Variable	Required	Description
OPENAI_API_KEY	Yes	OpenAI (or compatible) API key
OPENAI_BASE_URL	No	Base URL for chat API (default: https://api.openai.com/v1)
GOOGLE_API_KEY	No	For agents that use Google APIs
LOG_DIR	No	Log directory (default: logs)
API_GATEWAY_HOST	No	Bind host (default: 0.0.0.0)
API_GATEWAY_PORT	No	API port (default: 8000)

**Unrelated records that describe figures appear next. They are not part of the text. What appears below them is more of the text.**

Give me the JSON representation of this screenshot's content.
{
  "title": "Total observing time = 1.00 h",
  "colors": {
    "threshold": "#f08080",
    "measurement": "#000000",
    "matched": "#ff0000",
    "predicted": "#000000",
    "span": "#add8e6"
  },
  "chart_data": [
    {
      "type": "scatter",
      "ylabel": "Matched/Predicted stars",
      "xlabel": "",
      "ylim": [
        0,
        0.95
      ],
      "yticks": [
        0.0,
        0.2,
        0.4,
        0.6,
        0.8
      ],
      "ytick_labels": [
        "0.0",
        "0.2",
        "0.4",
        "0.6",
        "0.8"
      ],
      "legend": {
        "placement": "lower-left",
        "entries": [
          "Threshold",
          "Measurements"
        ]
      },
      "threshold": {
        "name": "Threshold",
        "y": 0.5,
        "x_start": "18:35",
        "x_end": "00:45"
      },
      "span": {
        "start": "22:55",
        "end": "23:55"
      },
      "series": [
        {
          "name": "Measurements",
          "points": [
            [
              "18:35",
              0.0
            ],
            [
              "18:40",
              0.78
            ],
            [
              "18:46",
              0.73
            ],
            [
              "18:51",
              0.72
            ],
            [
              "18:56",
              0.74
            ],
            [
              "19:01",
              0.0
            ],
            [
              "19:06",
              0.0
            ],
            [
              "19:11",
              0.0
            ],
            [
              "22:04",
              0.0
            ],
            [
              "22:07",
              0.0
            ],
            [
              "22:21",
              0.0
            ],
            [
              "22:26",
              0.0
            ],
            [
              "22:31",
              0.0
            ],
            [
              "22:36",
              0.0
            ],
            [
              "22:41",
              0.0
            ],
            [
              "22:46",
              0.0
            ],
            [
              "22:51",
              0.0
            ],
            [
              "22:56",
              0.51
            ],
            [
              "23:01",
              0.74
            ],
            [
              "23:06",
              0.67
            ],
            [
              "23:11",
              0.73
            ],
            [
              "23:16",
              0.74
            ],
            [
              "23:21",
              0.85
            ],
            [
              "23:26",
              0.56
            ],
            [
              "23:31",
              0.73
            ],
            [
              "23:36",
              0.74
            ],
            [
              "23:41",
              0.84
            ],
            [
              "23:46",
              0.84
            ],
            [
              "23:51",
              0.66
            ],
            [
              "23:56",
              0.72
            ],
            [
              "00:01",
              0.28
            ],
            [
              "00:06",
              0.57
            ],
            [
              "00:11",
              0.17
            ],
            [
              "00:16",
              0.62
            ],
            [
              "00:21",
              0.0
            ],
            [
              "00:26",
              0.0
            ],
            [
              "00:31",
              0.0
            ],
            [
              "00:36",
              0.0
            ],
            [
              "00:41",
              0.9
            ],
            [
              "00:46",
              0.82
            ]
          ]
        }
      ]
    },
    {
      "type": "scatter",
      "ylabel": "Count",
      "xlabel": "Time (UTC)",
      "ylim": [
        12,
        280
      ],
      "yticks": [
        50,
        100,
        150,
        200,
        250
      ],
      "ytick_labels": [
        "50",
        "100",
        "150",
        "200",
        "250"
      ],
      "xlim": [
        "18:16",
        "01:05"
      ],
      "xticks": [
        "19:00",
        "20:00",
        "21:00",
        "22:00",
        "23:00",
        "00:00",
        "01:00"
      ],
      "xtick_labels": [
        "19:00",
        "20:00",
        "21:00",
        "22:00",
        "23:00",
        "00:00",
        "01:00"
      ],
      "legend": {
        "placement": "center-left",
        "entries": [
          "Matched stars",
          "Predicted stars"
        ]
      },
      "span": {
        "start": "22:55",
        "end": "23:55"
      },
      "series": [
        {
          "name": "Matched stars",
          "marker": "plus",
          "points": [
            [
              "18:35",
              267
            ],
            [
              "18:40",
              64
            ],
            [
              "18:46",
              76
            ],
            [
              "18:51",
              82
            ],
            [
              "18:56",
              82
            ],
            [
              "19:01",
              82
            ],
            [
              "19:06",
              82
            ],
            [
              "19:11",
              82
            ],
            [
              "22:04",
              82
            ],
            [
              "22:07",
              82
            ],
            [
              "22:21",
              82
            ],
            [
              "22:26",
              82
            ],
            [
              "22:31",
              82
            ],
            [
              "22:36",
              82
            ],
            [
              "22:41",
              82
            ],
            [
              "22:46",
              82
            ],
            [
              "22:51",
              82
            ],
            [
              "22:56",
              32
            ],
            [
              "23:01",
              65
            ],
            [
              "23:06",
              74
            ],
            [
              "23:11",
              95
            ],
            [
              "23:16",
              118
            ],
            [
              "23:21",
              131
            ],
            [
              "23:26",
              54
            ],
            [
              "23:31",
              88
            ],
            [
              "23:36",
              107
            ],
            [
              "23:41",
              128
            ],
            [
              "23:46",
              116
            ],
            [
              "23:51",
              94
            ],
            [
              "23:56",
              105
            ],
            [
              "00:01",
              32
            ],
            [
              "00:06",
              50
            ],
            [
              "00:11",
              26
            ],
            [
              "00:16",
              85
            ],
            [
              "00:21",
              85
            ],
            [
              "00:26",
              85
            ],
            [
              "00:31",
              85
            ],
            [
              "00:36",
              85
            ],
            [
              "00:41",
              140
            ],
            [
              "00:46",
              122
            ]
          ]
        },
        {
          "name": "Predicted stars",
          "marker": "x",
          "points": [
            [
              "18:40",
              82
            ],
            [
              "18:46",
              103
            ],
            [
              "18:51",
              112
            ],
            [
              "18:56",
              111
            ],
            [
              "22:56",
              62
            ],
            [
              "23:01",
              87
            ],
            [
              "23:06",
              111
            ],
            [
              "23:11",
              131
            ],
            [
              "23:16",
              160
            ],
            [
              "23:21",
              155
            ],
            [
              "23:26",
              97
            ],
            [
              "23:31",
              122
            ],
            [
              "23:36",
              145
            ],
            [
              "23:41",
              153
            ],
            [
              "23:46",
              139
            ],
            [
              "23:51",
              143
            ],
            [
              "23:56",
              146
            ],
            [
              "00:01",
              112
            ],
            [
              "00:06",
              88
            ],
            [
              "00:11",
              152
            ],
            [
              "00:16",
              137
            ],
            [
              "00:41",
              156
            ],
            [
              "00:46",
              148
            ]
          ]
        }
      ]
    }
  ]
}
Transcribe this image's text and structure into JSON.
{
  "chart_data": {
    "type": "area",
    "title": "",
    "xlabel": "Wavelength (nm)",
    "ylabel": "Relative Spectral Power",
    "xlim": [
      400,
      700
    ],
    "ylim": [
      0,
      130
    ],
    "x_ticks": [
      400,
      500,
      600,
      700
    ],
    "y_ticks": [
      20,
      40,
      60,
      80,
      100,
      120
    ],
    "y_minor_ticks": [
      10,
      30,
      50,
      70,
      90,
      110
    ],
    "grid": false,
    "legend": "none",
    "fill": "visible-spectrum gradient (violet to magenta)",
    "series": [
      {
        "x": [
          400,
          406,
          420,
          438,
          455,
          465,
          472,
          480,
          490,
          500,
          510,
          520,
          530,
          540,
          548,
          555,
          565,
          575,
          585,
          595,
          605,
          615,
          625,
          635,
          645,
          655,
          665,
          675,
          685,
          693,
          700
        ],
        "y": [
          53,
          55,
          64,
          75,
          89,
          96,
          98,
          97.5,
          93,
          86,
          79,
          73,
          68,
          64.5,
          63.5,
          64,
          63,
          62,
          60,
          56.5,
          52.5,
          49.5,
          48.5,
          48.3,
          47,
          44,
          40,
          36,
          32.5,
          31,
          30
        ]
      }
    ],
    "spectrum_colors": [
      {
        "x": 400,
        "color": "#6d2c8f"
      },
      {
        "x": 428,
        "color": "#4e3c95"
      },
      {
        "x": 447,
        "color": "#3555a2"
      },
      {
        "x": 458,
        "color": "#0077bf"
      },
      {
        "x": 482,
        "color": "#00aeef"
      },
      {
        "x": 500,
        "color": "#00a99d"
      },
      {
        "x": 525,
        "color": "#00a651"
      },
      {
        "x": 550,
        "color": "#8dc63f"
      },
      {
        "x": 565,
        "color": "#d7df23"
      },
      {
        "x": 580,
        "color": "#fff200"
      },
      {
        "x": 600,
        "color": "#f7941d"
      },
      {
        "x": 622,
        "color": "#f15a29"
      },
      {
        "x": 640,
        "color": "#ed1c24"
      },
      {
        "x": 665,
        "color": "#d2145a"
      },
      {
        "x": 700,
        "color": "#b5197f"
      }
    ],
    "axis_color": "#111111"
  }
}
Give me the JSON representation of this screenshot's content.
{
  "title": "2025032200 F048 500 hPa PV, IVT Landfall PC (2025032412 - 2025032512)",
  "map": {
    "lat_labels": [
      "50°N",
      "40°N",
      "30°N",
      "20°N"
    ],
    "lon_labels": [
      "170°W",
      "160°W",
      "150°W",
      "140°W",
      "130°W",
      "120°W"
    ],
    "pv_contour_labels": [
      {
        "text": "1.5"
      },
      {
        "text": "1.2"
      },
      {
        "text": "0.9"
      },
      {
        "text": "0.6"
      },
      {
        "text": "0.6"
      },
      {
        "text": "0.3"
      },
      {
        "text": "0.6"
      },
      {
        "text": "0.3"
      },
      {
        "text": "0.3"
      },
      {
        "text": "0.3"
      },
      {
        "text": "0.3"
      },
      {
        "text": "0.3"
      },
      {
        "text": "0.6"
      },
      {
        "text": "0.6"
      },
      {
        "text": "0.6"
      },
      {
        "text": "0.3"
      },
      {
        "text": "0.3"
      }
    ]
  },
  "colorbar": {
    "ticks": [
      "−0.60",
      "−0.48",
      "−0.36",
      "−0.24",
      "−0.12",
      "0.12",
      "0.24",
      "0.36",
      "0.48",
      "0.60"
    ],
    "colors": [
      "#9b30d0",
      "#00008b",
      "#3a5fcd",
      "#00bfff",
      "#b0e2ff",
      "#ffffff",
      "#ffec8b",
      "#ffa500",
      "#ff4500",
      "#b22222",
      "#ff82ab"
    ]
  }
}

Frontend (.env.local in frontend/)

Variable	Description
NEXT_PUBLIC_API_URL	Backend base URL, e.g. http://localhost:8000

---

Project Structure

Vulnerability Scanner/
├── ai-service/
│   ├── agents/              # A2A agents (orchestrator, web_search, web_scanner, etc.)
│   │   ├── orchestrator/    # Runs the 4-step pipeline via A2A
│   │   ├── web_search/      # Threat intel via MCP (DuckDuckGo, CVE, etc.)
│   │   ├── web_scanner/     # Crawling, subdomains
│   │   ├── vulnerability_analyzer/
│   │   └── report_generator/
│   ├── mcp_servers/         # MCP client manager, tool servers (FastMCP)
│   ├── api/                 # FastAPI app, /api/scan routes
│   ├── shared_utils/        # Base agents, models, tools
│   ├── main.py              # Uvicorn app entry
│   ├── docker-compose.yml
│   ├── Dockerfile
│   └── .env.example
├── frontend/
│   ├── app/                 # Next.js pages (page.tsx, layout, globals.css)
│   ├── components/          # ScanForm, ResultsDisplay, PDFExport
│   ├── next.config.ts       # /api/* → backend
│   └── .env.example
└── README.md

---

MCP Servers

• MCP Config is in ai-service/mcp_servers/servers.json

Custom MCP Server Addition:

Example: Weather MCP:

{
  "Weather": {
    "command": "python",
    "args": ["-m", "a2a_server.mcp.servers.weather"],
    "transport": "stdio"
  },
  "Weather (UV)": {
    "command": "uv",
    "args": ["run", "python", "-m", "a2a_server.mcp.servers.weather"],
    "transport": "stdio"
  }
}

External MCP Servers:

Example: DuckDuckGo (MCP):

The web_search agent uses the DuckDuckGo MCP server for threat and CVE search:

"ddg-search": {
  "command": "uvx",
  "args": ["duckduckgo-mcp-server"],
  "transport": "stdio"
}

• Runtime: uvx duckduckgo-mcp-server — requires uv in the environment (the Docker image installs it). uvx fetches and runs the duckduckgo-mcp-server package on first use.
• No API key — DuckDuckGo HTML search is used; no key or env vars.
• Customizing: To change the command or args, edit mcp_servers/servers.json. The web_search agent loads the ddg-search entry from that file.

License

This project is for educational and authorized testing only. Only scan systems you own or have permission to test.

See the LICENSE file for terms. Parts of this project may use code under the Apache License 2.0 and other open-source licenses (e.g. A2A, LangGraph, MCP, FastMCP).